A parent who chooses to abuse their child emotionally, physically or sexually has a cancer hidden eating away at their own soul that has nothing to do with their child.
A peer who forces himself on another without their consent has nothing to do with the person who happens to be around them when a desperate urge takes over.
A spiritual leader who abuses his position is not motivated by care for the person who is under their authority, but rather a sickness hidden away in one of the compartments of his mind that others cannot see.
I still remember the day my abuser called right after I had told his abuse story to another person. When I saw his name flash on my cell phone screen I was terrified. I didn’t answer and ran to hide for fear that he would come looking for me.
I ran that day because I believed that his abuse story was my story. I’d been fooled for so long into believing that it was all my fault.
But the abusive actions of another is not my story and it’s not yours either if you have been abused.
The decision to take from another to meet one’s owns needs reveals something about the abuser not the abused.
However, the pain inflicted by abuse onto it’s victims, is our story. What we do with our pain, can determine whether it will become our whole story.
My pain motivated me for too long to hide abusive secrets as an adult. This choice prolonged the abuse of myself and others. I will always regret that I didn’t speak up sooner. The reality is all of us are capable of abusing one another, and that’s why it’s so important that we start to address these issues that have been hidden for too long
The pain of abuse is something I live with every day, and has been a journey that has involved years of therapy that even after I still deal with emotional triggers that cause me to want to run and hide from everyone at times.

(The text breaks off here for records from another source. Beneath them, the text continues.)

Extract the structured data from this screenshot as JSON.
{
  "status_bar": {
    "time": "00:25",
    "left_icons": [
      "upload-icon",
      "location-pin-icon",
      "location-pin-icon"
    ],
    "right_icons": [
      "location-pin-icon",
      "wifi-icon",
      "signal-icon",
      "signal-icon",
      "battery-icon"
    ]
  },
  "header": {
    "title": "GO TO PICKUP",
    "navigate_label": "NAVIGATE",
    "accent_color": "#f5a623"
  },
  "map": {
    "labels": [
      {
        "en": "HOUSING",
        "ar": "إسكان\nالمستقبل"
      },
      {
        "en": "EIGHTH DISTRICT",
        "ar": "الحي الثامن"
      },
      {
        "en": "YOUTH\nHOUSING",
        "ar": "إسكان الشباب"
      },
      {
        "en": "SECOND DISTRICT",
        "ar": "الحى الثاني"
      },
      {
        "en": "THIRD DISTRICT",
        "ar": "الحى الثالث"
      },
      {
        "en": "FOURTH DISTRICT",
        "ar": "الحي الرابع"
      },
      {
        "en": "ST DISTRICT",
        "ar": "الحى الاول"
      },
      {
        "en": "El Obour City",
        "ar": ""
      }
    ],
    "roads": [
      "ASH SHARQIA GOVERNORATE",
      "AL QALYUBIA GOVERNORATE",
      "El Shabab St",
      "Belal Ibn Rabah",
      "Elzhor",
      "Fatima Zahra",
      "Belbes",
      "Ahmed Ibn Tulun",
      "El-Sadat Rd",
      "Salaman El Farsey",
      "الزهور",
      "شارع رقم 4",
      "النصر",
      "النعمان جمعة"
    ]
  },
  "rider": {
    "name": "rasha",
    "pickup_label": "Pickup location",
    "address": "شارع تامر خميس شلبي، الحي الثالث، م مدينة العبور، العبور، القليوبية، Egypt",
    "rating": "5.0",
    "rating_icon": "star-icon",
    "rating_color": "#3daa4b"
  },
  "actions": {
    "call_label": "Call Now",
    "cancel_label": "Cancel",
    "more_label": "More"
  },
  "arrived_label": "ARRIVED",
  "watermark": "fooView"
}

The saddest part of my story is the church that was once a refuge now feels like an unsafe place. I know in my heart that only time, process and learning to trust again will heal these wounds. And the reality is, some may never heal completely this side of Heaven.
Becca was asked in the interview if she was mad with God for the abuse she suffered by a church leader. I was amazed that she answered without even thinking about her words. She said that God had never been her problem. She went on to explain how others in her church community had brought healing to her.
I am very thankful for those who have loved and prayed for me even when I haven’t been able to go to church.
I have come to believe that abuse is not the story God has written for us. Abuse is twisted desire from a broken human heart motived by desperation and spurred on by evil. And all of us are capable of it, except for the grace of God.
I also believe despite what I have heard from others about God’s sovereignty, that abuse is not God’s plan for our lives.
God does grow beautiful things out of manure. He does work all things together for the good. Flowers bloom out of the messy blackened soil to bring beauty to a world that needs hope.
Abuse transformed reveals the glory of God. Only He can take what our enemy meant for evil and use it to bring beauty and healing to one another’s lives.
Abuse is part of my story that I wish was not there. I would not wish it on anyone. But abuse is not my whole story. God has written something much better for me.
If you’ve suffered abuse, He’s written something much better for you, too.